Other than that, I don’t really want to constrict myself to one way of working or close myself into one box.

What has been the proudest moment in your career so far?

I’ve had many proud moments, it’s difficult to pinpoint just one. But a memory I treasure a lot is when I first moved up from kitchen porter to chef, almost 15 years ago now. It felt really special, and that was a proud moment for me. My proudest moment though? I think it’s yet to come. 

Do you have a role model and, if so, how have they influenced your work?

My role models are all the chefs I’ve trained with. Each one has shaped me into the man I am today, not only on a culinary level but a human level as well. Mark Jarvis, Chet Sharma, Sam Ashton-Booth, Stuart Andrew are four chefs that really helped me in my early years. 

If I had to pinpoint one it would probably be Andrew Parkinson, he was head chef at Jamie Oliver’s Fifteen. I think the approach he had with the younger generation of chefs and within the kitchen inspired me a lot. The kitchen is an extremely high-pressure setting but he always had the time to talk to each of us individually and just has a really human approach to his work.

Being a very young chef, mental health comes into play a lot and he really looked after the mental and physical health of each of his chefs. You can be a great chef and have all the skills but if you don’t have that human side, you just won’t be as successful. I truly believe that he inspired me to be a better human and that means a lot to me. It really does. 

Drinks include cocktails, spritzes and affordable Italian wine

Is there a piece of advice you’ve been given that has stuck with you? 

When I was still very young, I had a colleague that would come into work and his knives were always super sharp, his hairstyle impeccable and his jackets super polished.
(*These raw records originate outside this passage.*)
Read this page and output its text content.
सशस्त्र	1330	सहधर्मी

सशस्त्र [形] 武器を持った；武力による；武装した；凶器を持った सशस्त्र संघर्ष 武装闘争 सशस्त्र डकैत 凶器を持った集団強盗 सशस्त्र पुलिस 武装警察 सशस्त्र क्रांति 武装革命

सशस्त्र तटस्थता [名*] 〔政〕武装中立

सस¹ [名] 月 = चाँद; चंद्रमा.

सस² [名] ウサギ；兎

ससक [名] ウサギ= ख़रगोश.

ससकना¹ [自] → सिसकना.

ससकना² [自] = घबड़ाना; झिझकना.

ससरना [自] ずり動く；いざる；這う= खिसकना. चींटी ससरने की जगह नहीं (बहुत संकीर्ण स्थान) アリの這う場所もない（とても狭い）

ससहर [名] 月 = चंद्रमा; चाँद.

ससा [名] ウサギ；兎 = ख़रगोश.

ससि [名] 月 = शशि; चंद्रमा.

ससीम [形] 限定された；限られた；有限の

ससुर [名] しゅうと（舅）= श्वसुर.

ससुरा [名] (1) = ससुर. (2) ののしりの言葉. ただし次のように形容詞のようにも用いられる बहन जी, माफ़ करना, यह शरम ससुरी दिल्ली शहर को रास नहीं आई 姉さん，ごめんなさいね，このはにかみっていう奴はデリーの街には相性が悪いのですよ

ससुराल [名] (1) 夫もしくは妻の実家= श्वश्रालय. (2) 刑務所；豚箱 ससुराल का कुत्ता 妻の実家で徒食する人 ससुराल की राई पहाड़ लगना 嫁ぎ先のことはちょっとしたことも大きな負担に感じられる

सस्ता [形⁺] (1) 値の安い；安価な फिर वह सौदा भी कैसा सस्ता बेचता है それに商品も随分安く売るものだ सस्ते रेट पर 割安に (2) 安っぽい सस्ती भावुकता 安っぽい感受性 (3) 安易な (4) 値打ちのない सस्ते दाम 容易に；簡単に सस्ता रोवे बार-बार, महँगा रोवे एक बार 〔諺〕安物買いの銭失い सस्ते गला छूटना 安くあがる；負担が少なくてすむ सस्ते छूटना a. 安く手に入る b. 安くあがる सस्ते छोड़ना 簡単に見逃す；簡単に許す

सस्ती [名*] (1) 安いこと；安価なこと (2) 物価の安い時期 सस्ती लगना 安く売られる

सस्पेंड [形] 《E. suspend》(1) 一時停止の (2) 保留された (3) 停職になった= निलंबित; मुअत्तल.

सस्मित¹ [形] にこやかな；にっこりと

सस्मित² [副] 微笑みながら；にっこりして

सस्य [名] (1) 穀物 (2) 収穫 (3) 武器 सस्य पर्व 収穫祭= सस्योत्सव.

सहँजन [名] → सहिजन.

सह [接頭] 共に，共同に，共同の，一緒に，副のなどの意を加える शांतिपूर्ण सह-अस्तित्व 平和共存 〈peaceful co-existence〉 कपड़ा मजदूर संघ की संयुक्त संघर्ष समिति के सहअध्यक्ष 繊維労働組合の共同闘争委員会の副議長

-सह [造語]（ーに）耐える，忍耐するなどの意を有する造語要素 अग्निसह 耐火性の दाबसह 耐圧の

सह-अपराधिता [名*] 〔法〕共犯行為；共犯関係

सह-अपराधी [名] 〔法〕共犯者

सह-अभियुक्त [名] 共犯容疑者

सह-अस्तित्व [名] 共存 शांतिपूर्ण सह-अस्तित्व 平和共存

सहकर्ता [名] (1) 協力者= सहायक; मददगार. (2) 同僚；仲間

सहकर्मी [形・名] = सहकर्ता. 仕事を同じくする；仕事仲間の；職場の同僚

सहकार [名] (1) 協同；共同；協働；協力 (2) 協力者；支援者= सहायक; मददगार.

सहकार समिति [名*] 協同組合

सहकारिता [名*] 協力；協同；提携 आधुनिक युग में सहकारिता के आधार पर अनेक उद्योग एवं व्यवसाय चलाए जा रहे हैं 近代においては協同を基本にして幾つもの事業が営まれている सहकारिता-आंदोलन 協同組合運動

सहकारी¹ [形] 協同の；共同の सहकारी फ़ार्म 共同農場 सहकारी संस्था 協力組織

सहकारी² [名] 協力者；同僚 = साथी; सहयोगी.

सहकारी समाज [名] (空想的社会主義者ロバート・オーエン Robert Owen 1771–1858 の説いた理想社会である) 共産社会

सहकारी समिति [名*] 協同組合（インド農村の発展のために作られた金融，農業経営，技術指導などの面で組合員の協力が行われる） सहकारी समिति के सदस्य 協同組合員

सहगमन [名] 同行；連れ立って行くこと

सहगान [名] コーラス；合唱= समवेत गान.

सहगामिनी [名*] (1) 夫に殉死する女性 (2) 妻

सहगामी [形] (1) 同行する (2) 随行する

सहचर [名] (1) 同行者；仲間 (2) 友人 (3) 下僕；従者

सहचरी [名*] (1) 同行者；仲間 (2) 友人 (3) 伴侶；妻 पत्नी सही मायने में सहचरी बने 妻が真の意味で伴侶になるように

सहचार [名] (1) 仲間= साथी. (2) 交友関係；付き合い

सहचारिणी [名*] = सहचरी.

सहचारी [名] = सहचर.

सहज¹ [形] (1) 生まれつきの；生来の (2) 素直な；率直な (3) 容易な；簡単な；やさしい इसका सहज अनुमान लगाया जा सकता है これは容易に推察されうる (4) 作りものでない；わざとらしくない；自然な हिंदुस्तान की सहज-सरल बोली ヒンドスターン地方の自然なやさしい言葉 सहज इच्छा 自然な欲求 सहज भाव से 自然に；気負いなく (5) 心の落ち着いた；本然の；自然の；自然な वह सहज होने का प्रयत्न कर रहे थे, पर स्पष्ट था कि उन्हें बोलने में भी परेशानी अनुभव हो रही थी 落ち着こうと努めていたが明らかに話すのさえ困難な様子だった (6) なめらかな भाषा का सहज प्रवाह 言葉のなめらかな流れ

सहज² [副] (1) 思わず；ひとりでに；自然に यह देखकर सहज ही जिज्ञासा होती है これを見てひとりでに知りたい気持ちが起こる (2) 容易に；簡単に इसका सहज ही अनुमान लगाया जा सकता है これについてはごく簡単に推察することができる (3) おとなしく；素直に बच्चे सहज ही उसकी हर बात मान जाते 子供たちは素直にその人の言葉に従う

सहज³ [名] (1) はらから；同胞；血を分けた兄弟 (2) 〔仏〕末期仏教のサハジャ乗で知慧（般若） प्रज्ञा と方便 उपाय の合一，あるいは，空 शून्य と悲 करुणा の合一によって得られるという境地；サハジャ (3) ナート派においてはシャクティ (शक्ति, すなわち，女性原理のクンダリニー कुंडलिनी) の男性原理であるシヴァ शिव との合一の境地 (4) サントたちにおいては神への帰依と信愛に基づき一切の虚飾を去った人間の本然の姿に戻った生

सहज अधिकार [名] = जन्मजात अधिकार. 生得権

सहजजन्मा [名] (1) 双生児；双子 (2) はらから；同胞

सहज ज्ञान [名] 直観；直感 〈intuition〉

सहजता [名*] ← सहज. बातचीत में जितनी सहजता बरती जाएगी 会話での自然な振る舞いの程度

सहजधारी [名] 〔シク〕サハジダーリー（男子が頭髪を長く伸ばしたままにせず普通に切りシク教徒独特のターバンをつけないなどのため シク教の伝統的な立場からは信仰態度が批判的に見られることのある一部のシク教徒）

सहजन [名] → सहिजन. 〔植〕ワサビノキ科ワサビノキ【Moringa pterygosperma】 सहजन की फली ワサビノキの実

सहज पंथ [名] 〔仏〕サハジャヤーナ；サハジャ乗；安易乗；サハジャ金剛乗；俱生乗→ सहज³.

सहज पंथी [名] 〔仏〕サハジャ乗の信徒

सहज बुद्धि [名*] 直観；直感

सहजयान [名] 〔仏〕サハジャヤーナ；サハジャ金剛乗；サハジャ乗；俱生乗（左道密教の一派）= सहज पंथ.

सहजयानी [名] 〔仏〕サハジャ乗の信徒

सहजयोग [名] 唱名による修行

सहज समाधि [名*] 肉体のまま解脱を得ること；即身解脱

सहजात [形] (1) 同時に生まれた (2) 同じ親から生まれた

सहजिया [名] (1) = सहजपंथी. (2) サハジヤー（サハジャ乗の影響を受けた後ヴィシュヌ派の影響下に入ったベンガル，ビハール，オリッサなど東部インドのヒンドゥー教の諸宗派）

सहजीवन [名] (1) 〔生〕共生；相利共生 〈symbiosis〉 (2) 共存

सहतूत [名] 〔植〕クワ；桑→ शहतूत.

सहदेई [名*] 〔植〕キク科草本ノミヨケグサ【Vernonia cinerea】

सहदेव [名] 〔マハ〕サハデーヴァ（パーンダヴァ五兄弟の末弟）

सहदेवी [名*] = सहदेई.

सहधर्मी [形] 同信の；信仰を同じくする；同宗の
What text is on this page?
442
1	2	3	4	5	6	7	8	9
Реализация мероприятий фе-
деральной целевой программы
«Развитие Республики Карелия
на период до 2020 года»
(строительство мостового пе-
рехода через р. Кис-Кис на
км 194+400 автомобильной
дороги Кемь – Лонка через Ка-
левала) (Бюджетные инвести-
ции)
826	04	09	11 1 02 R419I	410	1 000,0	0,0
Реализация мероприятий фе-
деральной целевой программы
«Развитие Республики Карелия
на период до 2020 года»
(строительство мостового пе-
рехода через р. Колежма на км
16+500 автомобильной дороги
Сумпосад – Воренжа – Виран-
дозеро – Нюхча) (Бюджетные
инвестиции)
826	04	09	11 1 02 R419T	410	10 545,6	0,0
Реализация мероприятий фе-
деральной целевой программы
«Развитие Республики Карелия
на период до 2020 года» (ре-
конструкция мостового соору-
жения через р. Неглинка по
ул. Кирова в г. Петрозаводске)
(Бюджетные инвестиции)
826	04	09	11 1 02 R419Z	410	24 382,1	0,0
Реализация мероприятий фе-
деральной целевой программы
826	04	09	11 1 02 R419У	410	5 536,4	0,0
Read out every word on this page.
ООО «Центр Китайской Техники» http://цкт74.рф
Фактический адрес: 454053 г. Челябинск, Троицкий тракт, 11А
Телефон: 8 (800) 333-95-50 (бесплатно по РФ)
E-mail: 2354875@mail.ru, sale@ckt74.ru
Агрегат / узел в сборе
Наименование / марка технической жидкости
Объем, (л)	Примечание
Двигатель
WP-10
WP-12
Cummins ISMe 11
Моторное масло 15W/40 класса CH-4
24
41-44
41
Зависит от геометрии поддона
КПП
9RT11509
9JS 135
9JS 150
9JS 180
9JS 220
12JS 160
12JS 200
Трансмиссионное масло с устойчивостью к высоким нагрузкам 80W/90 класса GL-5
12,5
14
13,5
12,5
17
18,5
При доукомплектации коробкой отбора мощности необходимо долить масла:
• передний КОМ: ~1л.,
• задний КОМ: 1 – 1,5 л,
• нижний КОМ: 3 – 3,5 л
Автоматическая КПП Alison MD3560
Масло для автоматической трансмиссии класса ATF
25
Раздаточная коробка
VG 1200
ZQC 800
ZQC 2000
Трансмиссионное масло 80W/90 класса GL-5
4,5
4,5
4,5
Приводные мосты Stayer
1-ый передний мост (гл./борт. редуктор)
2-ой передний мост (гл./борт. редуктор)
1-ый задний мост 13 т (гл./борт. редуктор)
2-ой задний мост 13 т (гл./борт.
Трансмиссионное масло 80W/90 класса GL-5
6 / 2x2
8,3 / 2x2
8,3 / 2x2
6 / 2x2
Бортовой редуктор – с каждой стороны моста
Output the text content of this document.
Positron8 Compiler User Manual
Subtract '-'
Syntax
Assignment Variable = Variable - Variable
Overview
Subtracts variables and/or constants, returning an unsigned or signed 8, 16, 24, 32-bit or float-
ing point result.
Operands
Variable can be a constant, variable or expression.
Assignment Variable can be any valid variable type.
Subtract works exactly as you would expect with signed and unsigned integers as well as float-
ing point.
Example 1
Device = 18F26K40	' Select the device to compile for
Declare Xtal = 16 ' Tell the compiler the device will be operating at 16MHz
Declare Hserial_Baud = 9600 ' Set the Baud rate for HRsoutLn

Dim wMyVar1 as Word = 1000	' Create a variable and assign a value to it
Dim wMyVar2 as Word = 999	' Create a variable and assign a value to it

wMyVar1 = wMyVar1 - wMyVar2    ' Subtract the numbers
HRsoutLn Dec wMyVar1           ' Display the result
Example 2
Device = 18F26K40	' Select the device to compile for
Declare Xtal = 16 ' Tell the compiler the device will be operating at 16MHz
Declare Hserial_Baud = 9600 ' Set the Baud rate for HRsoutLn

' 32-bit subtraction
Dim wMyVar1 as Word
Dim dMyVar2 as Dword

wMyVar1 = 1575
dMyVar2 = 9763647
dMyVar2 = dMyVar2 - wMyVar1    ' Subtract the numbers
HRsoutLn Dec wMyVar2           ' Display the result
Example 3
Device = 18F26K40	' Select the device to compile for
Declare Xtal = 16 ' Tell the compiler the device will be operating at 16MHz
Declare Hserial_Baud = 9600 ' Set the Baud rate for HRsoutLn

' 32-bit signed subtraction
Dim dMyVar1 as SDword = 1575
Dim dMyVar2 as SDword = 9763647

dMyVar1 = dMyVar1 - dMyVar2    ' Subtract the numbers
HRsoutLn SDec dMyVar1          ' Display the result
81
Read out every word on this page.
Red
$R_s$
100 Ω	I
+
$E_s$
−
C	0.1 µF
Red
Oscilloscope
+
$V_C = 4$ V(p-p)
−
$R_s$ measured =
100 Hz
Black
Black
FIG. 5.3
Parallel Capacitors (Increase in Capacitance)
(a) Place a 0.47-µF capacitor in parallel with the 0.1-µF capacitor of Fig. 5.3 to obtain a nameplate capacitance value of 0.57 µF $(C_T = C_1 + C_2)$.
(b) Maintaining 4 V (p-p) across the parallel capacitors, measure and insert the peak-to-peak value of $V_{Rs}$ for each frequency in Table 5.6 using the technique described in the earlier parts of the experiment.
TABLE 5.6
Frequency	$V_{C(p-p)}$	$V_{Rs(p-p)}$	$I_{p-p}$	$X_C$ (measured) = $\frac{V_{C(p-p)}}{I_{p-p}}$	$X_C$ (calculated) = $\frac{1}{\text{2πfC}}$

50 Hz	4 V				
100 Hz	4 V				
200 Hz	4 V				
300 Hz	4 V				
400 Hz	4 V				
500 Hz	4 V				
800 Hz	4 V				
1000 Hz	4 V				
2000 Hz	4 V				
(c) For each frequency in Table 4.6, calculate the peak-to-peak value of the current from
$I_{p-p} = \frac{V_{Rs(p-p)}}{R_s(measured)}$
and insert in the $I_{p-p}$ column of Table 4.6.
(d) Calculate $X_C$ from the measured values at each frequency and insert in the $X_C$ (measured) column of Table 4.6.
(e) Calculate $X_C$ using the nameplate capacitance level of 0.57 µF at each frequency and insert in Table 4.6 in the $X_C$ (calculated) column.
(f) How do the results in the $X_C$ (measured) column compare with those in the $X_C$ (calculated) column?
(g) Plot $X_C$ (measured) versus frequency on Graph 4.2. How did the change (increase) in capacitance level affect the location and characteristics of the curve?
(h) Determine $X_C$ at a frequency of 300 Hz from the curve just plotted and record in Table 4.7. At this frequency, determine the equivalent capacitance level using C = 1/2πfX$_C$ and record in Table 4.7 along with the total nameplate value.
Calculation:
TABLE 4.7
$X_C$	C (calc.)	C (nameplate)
Every morning it was like watching perfection walk into work. I remember I looked at my head chef at the time and said, ‘One day I would like to be like him.’ He told me that’s not what I was like. That’s not what I needed to achieve. The thing I needed to achieve was to be the best version of myself, rather than being someone else and [achieving] their success. I think that really helped me. ‘Actually, I can do this myself, I can better myself rather than be someone else.’ That stuck with me. 

When you’re young you admire a lot of different people for a lot of different reasons, but you never stop to admire what you do. You always question whether you’re good enough or doing something correctly and I think, especially for younger people, just have confidence. 

There’s freedom in not knowing what you’re doing – and learning from it. 

What ingredient can you not live without and why?

Salt is the key to the success of a chef. The quality of the salt, the minerality of it, where it comes from, how much it’s been dried, whether it’s been purified or left drying in the sun. It has so many different shapes and forms. Success for a chef is how you season – for pastry chefs, that means sugar, and for me, that means salt. I would not be able to live without really good salt. Italy and France have great cuisine because they have incredible salt. South Asia has an incredible cuisine because they substitute salt with spices. So, I think for European cooking, and my cooking, salt is the key. 

Who would be your dream dinner guest?

That’s a hard one. I admire so many people. Perhaps Diego Rossi from Trippa in Milan, he’s an Italian chef I really admire. He’s just amazing. My parents, they’re also amazing. I honestly feel lucky for every guest we have in the restaurant. I truly do. I know how important everyone that comes in to eat is.